AbstractsBiology & Animal Science

Evaluation of regression methods for log-normal data - linear models for environmental exposure and biomarker outcomes

by Sara Gustavsson

Institution: University of Gothenburg / Göteborgs Universitet
Year: 2015
Keywords: log-normal distribution; linear models; absolute effects
Record ID: 1342930
Full text PDF: http://hdl.handle.net/2077/37537


The identification and quantification of associations between variables is often of interest in occupational and environmental research, and regression analysis is commonly used to assess these associations.

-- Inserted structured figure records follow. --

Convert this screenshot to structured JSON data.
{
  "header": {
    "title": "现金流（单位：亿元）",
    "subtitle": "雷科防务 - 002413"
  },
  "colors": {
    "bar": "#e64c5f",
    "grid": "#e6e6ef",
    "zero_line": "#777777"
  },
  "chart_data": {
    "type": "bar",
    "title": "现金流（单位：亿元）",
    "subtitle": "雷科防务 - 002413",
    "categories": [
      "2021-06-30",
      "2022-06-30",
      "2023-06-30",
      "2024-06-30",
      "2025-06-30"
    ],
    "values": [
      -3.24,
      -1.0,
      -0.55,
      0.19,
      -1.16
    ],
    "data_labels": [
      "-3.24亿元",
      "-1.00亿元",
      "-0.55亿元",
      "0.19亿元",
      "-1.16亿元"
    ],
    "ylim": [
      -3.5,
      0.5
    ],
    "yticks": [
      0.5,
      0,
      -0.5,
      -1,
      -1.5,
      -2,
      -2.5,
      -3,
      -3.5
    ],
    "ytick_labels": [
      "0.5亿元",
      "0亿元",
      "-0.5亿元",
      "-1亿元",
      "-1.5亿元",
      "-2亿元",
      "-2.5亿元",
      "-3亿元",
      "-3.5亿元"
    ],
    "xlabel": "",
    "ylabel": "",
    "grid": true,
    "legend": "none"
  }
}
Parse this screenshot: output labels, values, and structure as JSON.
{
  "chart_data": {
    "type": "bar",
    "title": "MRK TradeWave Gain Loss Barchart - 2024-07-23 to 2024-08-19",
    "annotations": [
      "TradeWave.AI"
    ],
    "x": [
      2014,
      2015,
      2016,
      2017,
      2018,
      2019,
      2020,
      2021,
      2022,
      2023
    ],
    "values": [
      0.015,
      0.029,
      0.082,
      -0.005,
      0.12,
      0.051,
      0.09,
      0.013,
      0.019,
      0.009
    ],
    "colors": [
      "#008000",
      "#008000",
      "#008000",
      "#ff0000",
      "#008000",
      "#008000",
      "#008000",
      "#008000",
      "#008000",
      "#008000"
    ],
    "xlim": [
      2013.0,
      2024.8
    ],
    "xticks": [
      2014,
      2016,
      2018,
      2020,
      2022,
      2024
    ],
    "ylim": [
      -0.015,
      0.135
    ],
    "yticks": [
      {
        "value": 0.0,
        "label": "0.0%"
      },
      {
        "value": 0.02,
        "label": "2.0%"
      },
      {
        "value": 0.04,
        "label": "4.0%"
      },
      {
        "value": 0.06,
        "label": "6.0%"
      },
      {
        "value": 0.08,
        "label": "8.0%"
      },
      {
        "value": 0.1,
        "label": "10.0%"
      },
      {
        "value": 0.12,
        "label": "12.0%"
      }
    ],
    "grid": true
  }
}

While exposures and biological data often have a positive skewness and can be approximated with the log-normal distribution, much of the inference in regression analysis is based on the normal distribution. A common approach is therefore to log-transform the data before the regression analysis. However, if the regression model contains quantitative predictors, a transformation often gives a more complex interpretation of the coefficients. A linear model in original scale (non-transformed data) estimates the additive effect of the predictor, while linear regression on a log-transformed response estimates the relative effect. The overall aim of this thesis was to develop and evaluate a maximum likelihood method (denoted MLLN) for estimating the absolute effects for the predictors in a regression model where the outcome follows a log-normal distribution. The MLLN estimates were compared to estimates using common regression methods, both using large-scale simulation studies, and by applying the method to a number of real-life datasets. The method was also further developed to handle repeated measurements data. Our results show that when the association is linear and the sample size is large (> 100 observations), MLLN provides basically unbiased point estimates and has accurate coverage for both confidence and predictor intervals. Our results also showed that, if the relationship is linear, log-transformation, which is the most commonly used method for regression on log-normal data, leads to erroneous point estimates, liberal prediction intervals, and erroneous confidence intervals. For independent samples, we also studied small-sample properties of the MLLN-estimates; we suggest the use of bootstrap methods when samples are too small for the estimates to achieve the asymptotic properties.